PD patients manifesting camptocormia are likely subjected to NMS than patients without camptocormia, especially autonomic and miscellaneous symptoms. These patients also suffered from more severe neuropsychiatric symptoms and sleep disorders.
本研究旨在探讨伴有和不伴有前屈体态的帕金森病(PD)患者的神经精神症状(NMS)发生率和严重程度的差异。
这项病例对照研究纳入了 50 例伴有前屈体态的 PD 患者和 50 例性别和病程相匹配但不伴有前屈体态的 PD 患者。运动症状的严重程度采用统一帕金森病评定量表(UPDRS)第三部分和 Hoehn 和 Yahr(H&Y)分期进行评估。采用非运动症状量表(NMSS)评估 NMS 的发生率和严重程度。

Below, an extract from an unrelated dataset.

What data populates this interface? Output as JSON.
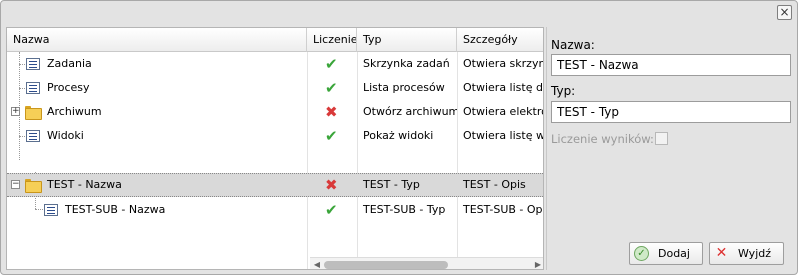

伴有前屈体态的 PD 患者的 UPDRS 第三部分和 H&Y 分期评分明显高于不伴有前屈体态的 PD 患者(P<0.05)。伴有前屈体态的 PD 患者心血管症状域的“头晕/眩晕”项目、胃肠道症状域的“流涎”项目以及杂项症状域的“味觉或嗅觉改变”“体重变化”“多汗”项目的发生频率明显高于不伴有前屈体态的 PD 患者(P<0.05)。伴有前屈体态的 PD 患者的睡眠/疲劳和感知问题/幻觉域的平均评分以及情绪/淡漠域的“紧张感”项目评分均高于不伴有前屈体态的 PD 患者(P<0.05)。
伴有前屈体态的 PD 患者比不伴有前屈体态的 PD 患者更容易发生 NMS,尤其是自主神经和杂项症状。这些患者还伴有更严重的神经精神症状和睡眠障碍。